LDAPEnforcer

ldapenforcer idempotently manages users and groups in an LDAP server.

It keeps the definitions of users, groups, and group membership in plain text files that can be committed to git. The synchronization process can be run repeatedly to no ill effect — unlike applying LDIFs, which will only work once for some operations like add or delete.

Example #

ldapenforcer sync --poll --config /etc/ldapenforcer.toml

This will run indefinitely, polling the config file(s) for changes every 10s, and checking the LDAP server every 24h even if no config changes happen in that period to ensure that it hasn’t drifted from the enforced configuration.

Here’s a sample ldapenforcer.toml:

[ldapenforcer]
uri = "ldap://localhost:389"
bind_dn = "cn=Directory Manager"
password = "P@ssw0rd"

# Directory Structure
enforced_people_ou = "ou=enforced,ou=people,dc=micahrl,dc=me"
enforced_svcacct_ou = "ou=enforced,ou=services,dc=micahrl,dc=me"
enforced_group_ou = "ou=enforced,ou=groups,dc=micahrl,dc=me"

[ldapenforcer.person.bobert]
cn = "Bob R Robert"
mail = "bobert@example.com"
posix = [20069, 20101]

[ldapenforcer.group.employees]
description = "Regular user accounts here at ACME CORP"
posixGidNumber = 10200
people = ["bobert"]

Now if the config file changes, ldapenforcer will notice the change and automatically apply it to the LDAP server. By default, it polls the config file every 10s, because polling a file’s modification time is cheap.

But it will also enforce the configuration in case the LDAP server changes. If an administrator manually gives different membership to a user, ldapenforcer will notice and revert it. By default, it polls the LDAP server every 24h, because reading all managed users from the LDAP server can be expensive on large servers.

See Configuration file for a complete list of configuration options.

Enforced OUs #

LDAPEnforcer will only modify objects in its enforced OUs.

The names of the enforced OUs are set in the configuration. From the example above:

enforced_people_ou = "ou=enforced,ou=people,dc=micahrl,dc=me"
enforced_svcacct_ou = "ou=enforced,ou=services,dc=micahrl,dc=me"
enforced_group_ou = "ou=enforced,ou=groups,dc=micahrl,dc=me"

The LDAP server may have users and groups in other OUs, for instance some default users might exist in ou=people,dc=micahrl,dc=me, or perhaps there another OU entirely in ou=migrated,dc=micahrl,dc=me=. LDAPEnforcer will never modify objects outside of the enforced OUs.

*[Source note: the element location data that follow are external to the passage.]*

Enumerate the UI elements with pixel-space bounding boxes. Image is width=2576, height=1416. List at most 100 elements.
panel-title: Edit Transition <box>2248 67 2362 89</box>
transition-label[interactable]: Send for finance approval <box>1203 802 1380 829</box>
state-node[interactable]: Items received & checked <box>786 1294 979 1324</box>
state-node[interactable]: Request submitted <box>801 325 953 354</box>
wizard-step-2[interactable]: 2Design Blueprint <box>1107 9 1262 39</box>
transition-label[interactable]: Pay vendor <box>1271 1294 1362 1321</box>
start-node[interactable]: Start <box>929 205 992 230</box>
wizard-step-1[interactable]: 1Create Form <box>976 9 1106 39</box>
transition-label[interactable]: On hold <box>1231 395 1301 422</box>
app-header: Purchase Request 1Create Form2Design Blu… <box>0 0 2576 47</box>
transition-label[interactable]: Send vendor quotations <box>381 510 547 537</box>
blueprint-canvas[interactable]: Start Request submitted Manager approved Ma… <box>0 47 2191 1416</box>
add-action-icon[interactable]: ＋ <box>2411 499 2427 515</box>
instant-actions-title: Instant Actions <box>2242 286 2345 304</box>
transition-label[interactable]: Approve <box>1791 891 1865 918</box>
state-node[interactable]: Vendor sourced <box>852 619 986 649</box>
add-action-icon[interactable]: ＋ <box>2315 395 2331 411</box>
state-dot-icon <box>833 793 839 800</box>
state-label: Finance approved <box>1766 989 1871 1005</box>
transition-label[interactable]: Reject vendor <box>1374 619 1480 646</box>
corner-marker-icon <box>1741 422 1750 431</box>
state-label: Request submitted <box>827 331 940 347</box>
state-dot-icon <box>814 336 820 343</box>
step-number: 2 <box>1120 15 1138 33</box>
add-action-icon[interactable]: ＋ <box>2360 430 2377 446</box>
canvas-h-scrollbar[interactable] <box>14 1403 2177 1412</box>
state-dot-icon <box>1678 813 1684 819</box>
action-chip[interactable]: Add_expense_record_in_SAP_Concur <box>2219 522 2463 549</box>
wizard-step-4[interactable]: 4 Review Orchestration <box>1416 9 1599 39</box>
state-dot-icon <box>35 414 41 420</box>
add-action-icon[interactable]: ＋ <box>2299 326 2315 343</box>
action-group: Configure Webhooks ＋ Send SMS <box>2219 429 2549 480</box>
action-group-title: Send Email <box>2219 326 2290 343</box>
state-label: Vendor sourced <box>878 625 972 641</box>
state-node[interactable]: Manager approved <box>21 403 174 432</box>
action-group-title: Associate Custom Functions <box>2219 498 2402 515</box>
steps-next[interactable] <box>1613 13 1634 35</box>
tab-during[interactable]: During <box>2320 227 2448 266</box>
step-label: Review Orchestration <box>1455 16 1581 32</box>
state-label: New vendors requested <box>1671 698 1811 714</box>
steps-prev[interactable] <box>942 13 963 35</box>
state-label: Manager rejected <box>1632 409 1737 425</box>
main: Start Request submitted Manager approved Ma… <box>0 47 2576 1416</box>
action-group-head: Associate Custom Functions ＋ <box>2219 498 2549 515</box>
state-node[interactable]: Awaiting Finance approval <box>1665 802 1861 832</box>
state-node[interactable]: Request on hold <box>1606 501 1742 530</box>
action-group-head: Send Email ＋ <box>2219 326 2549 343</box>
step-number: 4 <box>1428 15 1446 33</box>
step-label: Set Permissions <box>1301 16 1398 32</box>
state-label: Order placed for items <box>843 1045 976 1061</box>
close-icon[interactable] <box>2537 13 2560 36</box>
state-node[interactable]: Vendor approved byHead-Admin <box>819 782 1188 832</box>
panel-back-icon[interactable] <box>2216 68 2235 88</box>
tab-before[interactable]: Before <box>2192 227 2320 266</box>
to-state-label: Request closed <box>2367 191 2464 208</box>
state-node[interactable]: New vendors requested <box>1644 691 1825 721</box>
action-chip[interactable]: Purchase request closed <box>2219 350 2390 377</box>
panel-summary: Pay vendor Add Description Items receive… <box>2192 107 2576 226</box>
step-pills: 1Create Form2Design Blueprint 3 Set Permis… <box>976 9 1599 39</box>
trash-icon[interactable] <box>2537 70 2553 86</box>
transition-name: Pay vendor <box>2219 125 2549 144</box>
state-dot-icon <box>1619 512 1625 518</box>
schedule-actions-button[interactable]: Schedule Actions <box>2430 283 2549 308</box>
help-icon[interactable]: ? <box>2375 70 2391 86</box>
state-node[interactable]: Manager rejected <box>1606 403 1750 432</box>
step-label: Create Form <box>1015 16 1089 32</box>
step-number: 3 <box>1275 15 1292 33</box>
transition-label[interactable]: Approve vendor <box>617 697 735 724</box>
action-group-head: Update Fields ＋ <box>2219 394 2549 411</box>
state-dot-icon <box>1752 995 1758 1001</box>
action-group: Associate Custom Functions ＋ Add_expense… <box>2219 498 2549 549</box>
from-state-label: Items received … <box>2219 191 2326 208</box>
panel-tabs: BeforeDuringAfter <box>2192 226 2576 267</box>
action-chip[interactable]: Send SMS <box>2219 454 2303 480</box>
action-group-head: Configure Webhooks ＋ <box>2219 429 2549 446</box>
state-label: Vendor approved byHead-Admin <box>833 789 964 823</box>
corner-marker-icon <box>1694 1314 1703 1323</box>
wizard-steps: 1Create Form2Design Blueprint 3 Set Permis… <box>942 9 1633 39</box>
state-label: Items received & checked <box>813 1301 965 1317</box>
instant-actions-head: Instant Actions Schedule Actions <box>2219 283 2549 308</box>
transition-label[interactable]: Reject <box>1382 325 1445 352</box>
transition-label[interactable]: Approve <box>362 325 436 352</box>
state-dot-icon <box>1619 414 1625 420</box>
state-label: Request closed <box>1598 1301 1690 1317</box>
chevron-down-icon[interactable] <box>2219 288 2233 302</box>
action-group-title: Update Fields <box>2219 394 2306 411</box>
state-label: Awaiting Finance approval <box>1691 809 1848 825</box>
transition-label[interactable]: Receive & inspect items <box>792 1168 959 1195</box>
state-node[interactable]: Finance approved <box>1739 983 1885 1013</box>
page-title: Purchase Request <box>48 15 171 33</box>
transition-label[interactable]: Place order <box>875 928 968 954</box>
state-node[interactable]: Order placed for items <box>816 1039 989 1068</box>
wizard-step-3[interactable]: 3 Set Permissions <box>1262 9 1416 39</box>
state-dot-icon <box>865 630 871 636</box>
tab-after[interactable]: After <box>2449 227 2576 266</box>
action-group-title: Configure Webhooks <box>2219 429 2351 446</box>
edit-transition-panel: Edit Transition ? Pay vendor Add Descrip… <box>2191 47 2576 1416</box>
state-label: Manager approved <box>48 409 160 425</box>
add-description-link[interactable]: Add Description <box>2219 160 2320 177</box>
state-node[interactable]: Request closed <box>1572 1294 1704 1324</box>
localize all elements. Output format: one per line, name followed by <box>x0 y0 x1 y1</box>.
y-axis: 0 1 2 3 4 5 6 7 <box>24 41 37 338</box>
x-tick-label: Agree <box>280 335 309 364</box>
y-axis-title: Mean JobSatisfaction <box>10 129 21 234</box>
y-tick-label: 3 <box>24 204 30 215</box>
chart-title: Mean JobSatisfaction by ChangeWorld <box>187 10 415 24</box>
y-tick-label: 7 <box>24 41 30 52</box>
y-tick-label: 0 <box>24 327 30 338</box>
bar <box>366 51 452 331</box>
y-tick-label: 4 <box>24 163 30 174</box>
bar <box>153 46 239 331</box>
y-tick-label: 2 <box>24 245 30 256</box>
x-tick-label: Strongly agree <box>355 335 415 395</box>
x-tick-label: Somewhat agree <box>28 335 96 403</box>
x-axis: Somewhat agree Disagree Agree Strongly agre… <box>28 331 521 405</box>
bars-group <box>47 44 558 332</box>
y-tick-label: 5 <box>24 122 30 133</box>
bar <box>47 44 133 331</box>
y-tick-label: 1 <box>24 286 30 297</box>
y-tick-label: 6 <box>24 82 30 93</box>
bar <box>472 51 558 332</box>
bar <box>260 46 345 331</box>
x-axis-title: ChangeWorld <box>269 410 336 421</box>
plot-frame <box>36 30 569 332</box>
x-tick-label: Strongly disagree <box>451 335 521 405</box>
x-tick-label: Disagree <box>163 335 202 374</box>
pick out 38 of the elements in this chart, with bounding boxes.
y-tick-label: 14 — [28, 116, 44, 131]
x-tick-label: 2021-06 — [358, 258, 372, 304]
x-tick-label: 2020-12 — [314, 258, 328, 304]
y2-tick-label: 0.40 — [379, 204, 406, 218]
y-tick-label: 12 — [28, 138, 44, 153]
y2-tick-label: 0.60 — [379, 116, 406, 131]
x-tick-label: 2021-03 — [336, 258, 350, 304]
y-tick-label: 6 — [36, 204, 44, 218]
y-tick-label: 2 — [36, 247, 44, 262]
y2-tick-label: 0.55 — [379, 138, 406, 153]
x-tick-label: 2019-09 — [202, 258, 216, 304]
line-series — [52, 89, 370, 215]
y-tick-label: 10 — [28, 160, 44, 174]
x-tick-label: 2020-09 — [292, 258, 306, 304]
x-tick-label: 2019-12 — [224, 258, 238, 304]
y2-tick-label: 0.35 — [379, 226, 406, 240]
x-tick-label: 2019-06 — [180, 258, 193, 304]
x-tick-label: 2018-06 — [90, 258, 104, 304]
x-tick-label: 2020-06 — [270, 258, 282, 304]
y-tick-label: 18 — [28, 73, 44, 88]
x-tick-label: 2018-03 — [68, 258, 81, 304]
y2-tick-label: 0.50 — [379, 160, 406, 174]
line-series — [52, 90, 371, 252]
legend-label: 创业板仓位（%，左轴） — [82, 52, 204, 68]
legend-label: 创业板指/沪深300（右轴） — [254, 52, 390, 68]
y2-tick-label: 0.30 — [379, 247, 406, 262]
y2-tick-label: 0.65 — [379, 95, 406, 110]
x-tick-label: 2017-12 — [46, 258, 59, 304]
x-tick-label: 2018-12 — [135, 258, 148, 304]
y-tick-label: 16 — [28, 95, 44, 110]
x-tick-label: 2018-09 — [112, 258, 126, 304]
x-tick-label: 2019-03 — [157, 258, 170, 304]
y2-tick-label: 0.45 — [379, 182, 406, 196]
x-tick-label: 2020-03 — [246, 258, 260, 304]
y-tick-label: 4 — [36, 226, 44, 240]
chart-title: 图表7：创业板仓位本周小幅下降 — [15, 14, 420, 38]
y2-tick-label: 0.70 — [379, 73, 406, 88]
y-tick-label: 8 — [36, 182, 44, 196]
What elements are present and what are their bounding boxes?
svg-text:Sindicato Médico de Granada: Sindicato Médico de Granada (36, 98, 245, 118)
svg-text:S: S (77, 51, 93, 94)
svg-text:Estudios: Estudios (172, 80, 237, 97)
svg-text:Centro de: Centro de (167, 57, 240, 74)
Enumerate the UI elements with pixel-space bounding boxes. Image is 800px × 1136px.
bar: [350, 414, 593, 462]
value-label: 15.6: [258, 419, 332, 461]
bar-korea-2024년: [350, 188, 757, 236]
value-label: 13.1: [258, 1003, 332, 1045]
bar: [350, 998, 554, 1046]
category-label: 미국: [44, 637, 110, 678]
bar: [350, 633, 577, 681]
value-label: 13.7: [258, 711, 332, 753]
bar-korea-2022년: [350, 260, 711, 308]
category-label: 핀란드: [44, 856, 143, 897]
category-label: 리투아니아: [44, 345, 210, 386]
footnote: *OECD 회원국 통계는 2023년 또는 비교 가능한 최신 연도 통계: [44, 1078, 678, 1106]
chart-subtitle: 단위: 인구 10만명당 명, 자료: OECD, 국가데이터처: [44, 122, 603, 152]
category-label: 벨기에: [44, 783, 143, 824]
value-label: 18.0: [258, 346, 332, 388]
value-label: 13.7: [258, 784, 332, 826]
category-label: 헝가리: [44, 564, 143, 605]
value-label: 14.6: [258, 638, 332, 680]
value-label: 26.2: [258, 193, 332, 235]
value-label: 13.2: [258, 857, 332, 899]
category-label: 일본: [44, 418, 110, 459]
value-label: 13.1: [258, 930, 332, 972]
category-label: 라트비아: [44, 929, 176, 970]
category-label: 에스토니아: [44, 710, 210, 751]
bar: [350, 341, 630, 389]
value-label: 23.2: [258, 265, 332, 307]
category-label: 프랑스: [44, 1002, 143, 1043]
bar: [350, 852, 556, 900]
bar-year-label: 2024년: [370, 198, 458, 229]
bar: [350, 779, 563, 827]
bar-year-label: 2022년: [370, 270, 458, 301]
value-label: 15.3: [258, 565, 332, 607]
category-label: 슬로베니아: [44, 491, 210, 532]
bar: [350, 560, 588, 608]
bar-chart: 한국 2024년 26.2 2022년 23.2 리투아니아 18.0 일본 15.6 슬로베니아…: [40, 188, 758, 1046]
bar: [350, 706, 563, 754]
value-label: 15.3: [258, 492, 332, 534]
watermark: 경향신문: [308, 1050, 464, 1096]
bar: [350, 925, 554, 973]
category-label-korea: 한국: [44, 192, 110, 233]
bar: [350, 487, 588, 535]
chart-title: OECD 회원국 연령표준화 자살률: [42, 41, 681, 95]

Depending on your needs, you may be able to enforce your entire directory, or you may want to only enforce part of it.

Synchronization #

# Run synchronization once and then exit
ldapenforcer sync

# Run synchronization continually, polling the config file and LDAP server for changes
ldapenforcer sync --poll

# Show what would be synced without modifying the LDAP directory
ldapenforcer sync --dry-run

# Verify whether the LDAP server matches the configuration
ldapenforcer verify

Synchronization steps #

  1. Organizational Units: First, LDAPEnforcer ensures that the required organizational units (OUs) exist in the LDAP directory.
  2. People: Creates or updates person entries in LDAP with the configured attributes.
  3. Service Accounts: Creates or updates service account entries in LDAP with the configured attributes.
  4. Groups: Creates or updates group entries in LDAP, including appropriate members and nested group memberships.

Limitations #

It’s not designed to “move” objects between OUs; it will simply delete and recreate them. If unmanaged attributes are set on objects in the LDAP directory, including passwords, profile images, physical addresses, phone numbers, or any other attribute, moving them in this way will destroy them. It’s designed to complement other user/group management tools, and it isn’t intended to make an LDAP server fully stateless.

Currently it assumes it’s talking to an instance of 389 Directory Server with the MemberOf plugin enabled.